IBA summer program winds to a close
Source: The South End News
Date: 2008/08/21
By Nick Katz
CONTRIBUTING WRITER
Cacique Youth Learning Center, the nexus of Inquilinos Boricuas en Acción’s summer arts and leadership programming, celebrated its fifth anniversary on August
14. And while many doubted whether the youth center would last one year, Sabrina Pilet-Jones for one now sees a real future for it.
“I hope it’s around when my son grows up,” Pilet-Jones, 19, of the South End, said, pointing to her 16-month-old son, ravenously shoving a half of a hot dog in his mouth at Thursday night’s awards and summer’s end ceremony.
It’s no wonder she feels like that. Since she began working with the Cacique Youth Arts program, Pilet-Jones has gone from taking classes in silk-screening to teaching a group of 20 or so kids this summer the finer points of sculpture, drama and dance. “Some of the girls had never touched clay before, but I helped them get a feel for it and become more professional as an artist,” she said.
And it’s not just about the art. Jessica Gonzalez, 17, of the South End, said she had virtually no interest in art when she showed up for the program this summer – and she still doesn’t. But what the program gave her, said, was more important: She discovered how much she enjoys helping others and says she plans to pursue a college education in social work.

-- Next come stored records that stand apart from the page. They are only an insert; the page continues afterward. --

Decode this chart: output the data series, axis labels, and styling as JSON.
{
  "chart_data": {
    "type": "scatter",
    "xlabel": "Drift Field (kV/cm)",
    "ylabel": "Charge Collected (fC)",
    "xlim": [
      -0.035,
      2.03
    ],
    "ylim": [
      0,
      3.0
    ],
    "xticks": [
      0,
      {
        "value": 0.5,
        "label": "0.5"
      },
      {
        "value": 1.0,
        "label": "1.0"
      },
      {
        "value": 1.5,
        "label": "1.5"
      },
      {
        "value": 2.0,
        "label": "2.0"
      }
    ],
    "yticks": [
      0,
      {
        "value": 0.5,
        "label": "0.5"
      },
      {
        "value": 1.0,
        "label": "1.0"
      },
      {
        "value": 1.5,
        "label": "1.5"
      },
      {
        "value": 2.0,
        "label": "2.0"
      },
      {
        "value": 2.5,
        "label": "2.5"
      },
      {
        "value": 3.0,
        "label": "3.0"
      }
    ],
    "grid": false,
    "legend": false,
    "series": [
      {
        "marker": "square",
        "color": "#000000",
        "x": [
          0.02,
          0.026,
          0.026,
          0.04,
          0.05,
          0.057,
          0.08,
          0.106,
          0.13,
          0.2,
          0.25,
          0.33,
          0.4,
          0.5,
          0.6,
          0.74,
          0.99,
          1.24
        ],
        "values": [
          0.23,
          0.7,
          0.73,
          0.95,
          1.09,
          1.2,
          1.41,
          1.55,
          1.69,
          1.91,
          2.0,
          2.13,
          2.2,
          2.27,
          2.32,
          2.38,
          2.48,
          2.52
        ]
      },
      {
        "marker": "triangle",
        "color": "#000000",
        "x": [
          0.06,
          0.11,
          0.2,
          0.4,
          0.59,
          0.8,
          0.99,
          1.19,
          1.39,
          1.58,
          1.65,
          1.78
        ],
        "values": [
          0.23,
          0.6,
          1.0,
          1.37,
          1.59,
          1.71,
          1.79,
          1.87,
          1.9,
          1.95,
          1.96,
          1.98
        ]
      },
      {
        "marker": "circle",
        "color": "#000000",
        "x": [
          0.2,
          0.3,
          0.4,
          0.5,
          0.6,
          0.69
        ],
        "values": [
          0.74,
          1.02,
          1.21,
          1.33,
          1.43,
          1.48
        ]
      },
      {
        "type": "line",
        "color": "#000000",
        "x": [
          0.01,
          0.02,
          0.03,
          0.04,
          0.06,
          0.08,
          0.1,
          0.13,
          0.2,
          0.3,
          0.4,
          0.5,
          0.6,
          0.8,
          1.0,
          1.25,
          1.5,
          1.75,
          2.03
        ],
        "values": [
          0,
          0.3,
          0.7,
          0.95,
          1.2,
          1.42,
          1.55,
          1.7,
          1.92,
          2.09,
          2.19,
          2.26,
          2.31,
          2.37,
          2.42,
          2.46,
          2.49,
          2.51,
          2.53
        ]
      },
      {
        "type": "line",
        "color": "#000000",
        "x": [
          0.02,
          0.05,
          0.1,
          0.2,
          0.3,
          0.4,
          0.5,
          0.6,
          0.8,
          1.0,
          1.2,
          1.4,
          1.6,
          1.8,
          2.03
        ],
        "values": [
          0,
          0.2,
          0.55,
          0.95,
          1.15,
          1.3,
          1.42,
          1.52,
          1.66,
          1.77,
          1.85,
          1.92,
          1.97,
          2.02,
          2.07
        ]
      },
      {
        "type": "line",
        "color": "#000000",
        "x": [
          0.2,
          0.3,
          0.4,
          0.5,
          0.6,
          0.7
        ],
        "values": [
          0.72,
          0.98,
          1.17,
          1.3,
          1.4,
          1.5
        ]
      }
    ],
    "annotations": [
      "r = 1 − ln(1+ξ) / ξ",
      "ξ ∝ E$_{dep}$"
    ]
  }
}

Over the past five years, the Cacique Youth Learning Center has specialized in helping local youth discover things like that. Cacique, operated in conjunction with IBA, the social service arm of Villa Victoria, works with local teens, hiring them as peer leaders throughout the summer, and involving them in positive character building experiences through their three main programs: the Teacher’s Assistant Program (TAP), the Youth Exploration and Leadership program (YEL), and the aforementioned Cacique Youth Arts program (CYA). The TAP program puts local young adults in mentoring and teaching positions in the community for much younger children, while YEL offers teens the opportunity to explore becoming leaders through different exercises, including working in the local garden or even meeting with one of the architects behind Villa Victoria. Many of the teens involved in the program are from the South End –specifically, the South End’s many different housing communities – but others are from different parts of the city, including Roxbury and Dorchester. The first Cacique summer program started five years ago with just five peer leaders; this year, the program has grown to 50 peer leaders this year.
One of the reasons the program has become so popular is obvious after talking to a few of the kids – they all feel like they’re part of a big family.

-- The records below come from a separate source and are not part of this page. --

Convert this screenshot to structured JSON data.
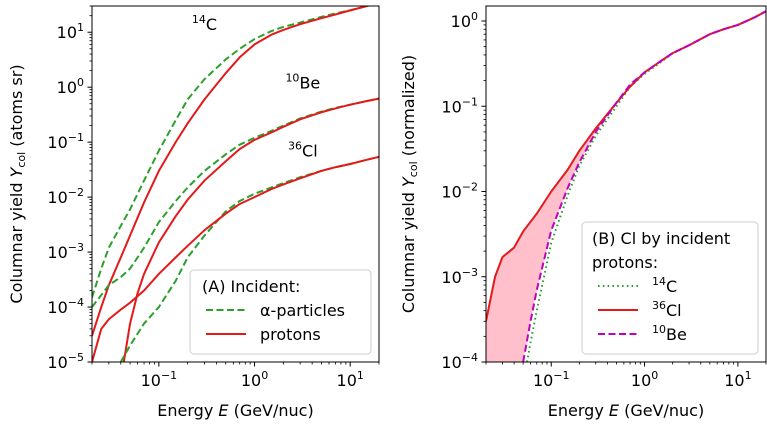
{
  "chart_data": [
    {
      "panel": "A",
      "type": "line",
      "xlabel": "Energy E (GeV/nuc)",
      "ylabel": "Columnar yield Y_col (atoms sr)",
      "xscale": "log",
      "yscale": "log",
      "xlim": [
        0.02,
        20
      ],
      "ylim": [
        1e-05,
        30
      ],
      "xticks": [
        {
          "v": 0.1,
          "b": "10",
          "e": "−1"
        },
        {
          "v": 1,
          "b": "10",
          "e": "0"
        },
        {
          "v": 10,
          "b": "10",
          "e": "1"
        }
      ],
      "yticks": [
        {
          "v": 1e-05,
          "b": "10",
          "e": "−5"
        },
        {
          "v": 0.0001,
          "b": "10",
          "e": "−4"
        },
        {
          "v": 0.001,
          "b": "10",
          "e": "−3"
        },
        {
          "v": 0.01,
          "b": "10",
          "e": "−2"
        },
        {
          "v": 0.1,
          "b": "10",
          "e": "−1"
        },
        {
          "v": 1,
          "b": "10",
          "e": "0"
        },
        {
          "v": 10,
          "b": "10",
          "e": "1"
        }
      ],
      "legend": {
        "placement": "lower-right",
        "title": "(A) Incident:",
        "entries": [
          {
            "label": "α-particles",
            "color": "#2ca02c",
            "dash": "dashed"
          },
          {
            "label": "protons",
            "color": "#e31a1c",
            "dash": "solid"
          }
        ]
      },
      "annotations": [
        {
          "text": "C",
          "sup": "14",
          "x": 0.3,
          "y": 11
        },
        {
          "text": "Be",
          "sup": "10",
          "x": 3.2,
          "y": 0.95
        },
        {
          "text": "Cl",
          "sup": "36",
          "x": 3.2,
          "y": 0.055
        }
      ],
      "series": [
        {
          "isotope": "14C",
          "incident": "alpha",
          "color": "#2ca02c",
          "dash": "dashed",
          "x": [
            0.02,
            0.025,
            0.03,
            0.04,
            0.05,
            0.07,
            0.1,
            0.15,
            0.2,
            0.3,
            0.5,
            0.7,
            1,
            1.5,
            2,
            3,
            5,
            7,
            10,
            15,
            20
          ],
          "y": [
            0.00015,
            0.0005,
            0.0012,
            0.003,
            0.006,
            0.02,
            0.07,
            0.25,
            0.6,
            1.4,
            3.2,
            5,
            7.5,
            10.5,
            12.5,
            15,
            19,
            22,
            25,
            30,
            34
          ]
        },
        {
          "isotope": "14C",
          "incident": "proton",
          "color": "#e31a1c",
          "dash": "solid",
          "x": [
            0.02,
            0.025,
            0.03,
            0.04,
            0.05,
            0.07,
            0.1,
            0.15,
            0.2,
            0.3,
            0.5,
            0.7,
            1,
            1.5,
            2,
            3,
            5,
            7,
            10,
            15,
            20
          ],
          "y": [
            3e-05,
            0.0001,
            0.00025,
            0.0008,
            0.002,
            0.008,
            0.03,
            0.1,
            0.22,
            0.6,
            1.8,
            3.5,
            6,
            9,
            11,
            14,
            18,
            21,
            25,
            30,
            34
          ]
        },
        {
          "isotope": "10Be",
          "incident": "alpha",
          "color": "#2ca02c",
          "dash": "dashed",
          "x": [
            0.02,
            0.03,
            0.04,
            0.05,
            0.07,
            0.1,
            0.15,
            0.2,
            0.3,
            0.5,
            0.7,
            1,
            1.5,
            2,
            3,
            5,
            7,
            10,
            15,
            20
          ],
          "y": [
            0.0001,
            0.00025,
            0.00035,
            0.0005,
            0.0012,
            0.0035,
            0.0085,
            0.015,
            0.03,
            0.06,
            0.09,
            0.12,
            0.16,
            0.2,
            0.27,
            0.36,
            0.42,
            0.48,
            0.56,
            0.62
          ]
        },
        {
          "isotope": "10Be",
          "incident": "proton",
          "color": "#e31a1c",
          "dash": "solid",
          "x": [
            0.043,
            0.05,
            0.06,
            0.07,
            0.1,
            0.15,
            0.2,
            0.3,
            0.5,
            0.7,
            1,
            1.5,
            2,
            3,
            5,
            7,
            10,
            15,
            20
          ],
          "y": [
            1e-05,
            5e-05,
            0.00018,
            0.0004,
            0.0015,
            0.0045,
            0.009,
            0.02,
            0.045,
            0.075,
            0.11,
            0.15,
            0.19,
            0.26,
            0.35,
            0.41,
            0.48,
            0.56,
            0.62
          ]
        },
        {
          "isotope": "36Cl",
          "incident": "alpha",
          "color": "#2ca02c",
          "dash": "dashed",
          "x": [
            0.04,
            0.05,
            0.07,
            0.1,
            0.15,
            0.2,
            0.3,
            0.5,
            0.7,
            1,
            1.5,
            2,
            3,
            5,
            7,
            10,
            15,
            20
          ],
          "y": [
            1e-05,
            2e-05,
            5e-05,
            0.0001,
            0.0003,
            0.0008,
            0.002,
            0.0055,
            0.0085,
            0.0115,
            0.015,
            0.018,
            0.023,
            0.03,
            0.035,
            0.04,
            0.048,
            0.054
          ]
        },
        {
          "isotope": "36Cl",
          "incident": "proton",
          "color": "#e31a1c",
          "dash": "solid",
          "x": [
            0.02,
            0.025,
            0.03,
            0.04,
            0.05,
            0.07,
            0.1,
            0.15,
            0.2,
            0.3,
            0.5,
            0.7,
            1,
            1.5,
            2,
            3,
            5,
            7,
            10,
            15,
            20
          ],
          "y": [
            1e-05,
            4e-05,
            6e-05,
            9e-05,
            0.00012,
            0.0002,
            0.0004,
            0.0008,
            0.0013,
            0.0025,
            0.005,
            0.0075,
            0.01,
            0.014,
            0.017,
            0.022,
            0.03,
            0.035,
            0.04,
            0.048,
            0.054
          ]
        }
      ]
    },
    {
      "panel": "B",
      "type": "line",
      "xlabel": "Energy E (GeV/nuc)",
      "ylabel": "Columnar yield Y_col (normalized)",
      "xscale": "log",
      "yscale": "log",
      "xlim": [
        0.02,
        20
      ],
      "ylim": [
        0.0001,
        1.5
      ],
      "xticks": [
        {
          "v": 0.1,
          "b": "10",
          "e": "−1"
        },
        {
          "v": 1,
          "b": "10",
          "e": "0"
        },
        {
          "v": 10,
          "b": "10",
          "e": "1"
        }
      ],
      "yticks": [
        {
          "v": 0.0001,
          "b": "10",
          "e": "−4"
        },
        {
          "v": 0.001,
          "b": "10",
          "e": "−3"
        },
        {
          "v": 0.01,
          "b": "10",
          "e": "−2"
        },
        {
          "v": 0.1,
          "b": "10",
          "e": "−1"
        },
        {
          "v": 1,
          "b": "10",
          "e": "0"
        }
      ],
      "fill_between": {
        "upper": "36Cl",
        "lower": "10Be",
        "color": "#ffc0cb"
      },
      "legend": {
        "placement": "lower-right",
        "title": [
          "(B) Cl by incident",
          "protons:"
        ],
        "entries": [
          {
            "label": "C",
            "sup": "14",
            "color": "#2ca02c",
            "dash": "dotted"
          },
          {
            "label": "Cl",
            "sup": "36",
            "color": "#e31a1c",
            "dash": "solid"
          },
          {
            "label": "Be",
            "sup": "10",
            "color": "#bf00bf",
            "dash": "dashed"
          }
        ]
      },
      "series": [
        {
          "isotope": "14C",
          "color": "#2ca02c",
          "dash": "dotted",
          "x": [
            0.055,
            0.06,
            0.07,
            0.1,
            0.15,
            0.2,
            0.3,
            0.5,
            0.7,
            1,
            1.5,
            2,
            3,
            5,
            7,
            10,
            15,
            20
          ],
          "y": [
            0.0001,
            0.00017,
            0.0004,
            0.0025,
            0.009,
            0.02,
            0.045,
            0.1,
            0.17,
            0.24,
            0.33,
            0.42,
            0.52,
            0.7,
            0.8,
            0.9,
            1.1,
            1.3
          ]
        },
        {
          "isotope": "36Cl",
          "color": "#e31a1c",
          "dash": "solid",
          "x": [
            0.02,
            0.025,
            0.03,
            0.04,
            0.05,
            0.07,
            0.1,
            0.15,
            0.2,
            0.3,
            0.5,
            0.7,
            1,
            1.5,
            2,
            3,
            5,
            7,
            10,
            15,
            20
          ],
          "y": [
            0.0003,
            0.001,
            0.0017,
            0.0022,
            0.0034,
            0.0055,
            0.01,
            0.018,
            0.03,
            0.055,
            0.11,
            0.17,
            0.25,
            0.34,
            0.42,
            0.52,
            0.7,
            0.8,
            0.9,
            1.1,
            1.3
          ]
        },
        {
          "isotope": "10Be",
          "color": "#bf00bf",
          "dash": "dashed",
          "x": [
            0.05,
            0.06,
            0.07,
            0.1,
            0.15,
            0.2,
            0.3,
            0.5,
            0.7,
            1,
            1.5,
            2,
            3,
            5,
            7,
            10,
            15,
            20
          ],
          "y": [
            0.0001,
            0.0003,
            0.0007,
            0.0035,
            0.011,
            0.022,
            0.05,
            0.11,
            0.18,
            0.25,
            0.34,
            0.42,
            0.52,
            0.7,
            0.8,
            0.9,
            1.1,
            1.3
          ]
        }
      ]
    }
  ]
}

“[Art] helps me express myself, which is very fun,” said Jeanny Mejia, 16, of Dorchester. “And everything at IBA has a good vibe.”
The program’s end of summer celebration drew a big crowd, with more than 100 friends, family member, alumni and peer leaders filling the two levels of the Jorge Hernandez Cultural Center. The evening was an opportunity to recognize the work of the Cacique youth, on display in virtually every corner of the converted church and community space. Paintings by the budding artists in the Cacique arts program filled both walls and a neighboring art gallery. Multimedia poems that touched on everything to drugs to gentrification played on a big-screen TV; one featured images of yellow backhoes and dollar signs as the artist wondered how long she would be able to stay in her home. The Youth Arts’ theatre group performed a short play on dilemmas and problems facing inner-city teens, titled “Through the Eyes of the Youth”; teens and young adults rapped about their lives on stage, and the evening wrapped up with a performance from the Urban Fusion Dance Troupe that had everyone dancing the aisles.
Julio Cesar Roman, the whirlwind-like youth program manager, joked in his opening remarks that the fact that he and others had been there for five years was not just a cause for celebration. “It also means we’re getting old,” Cesar Roman said.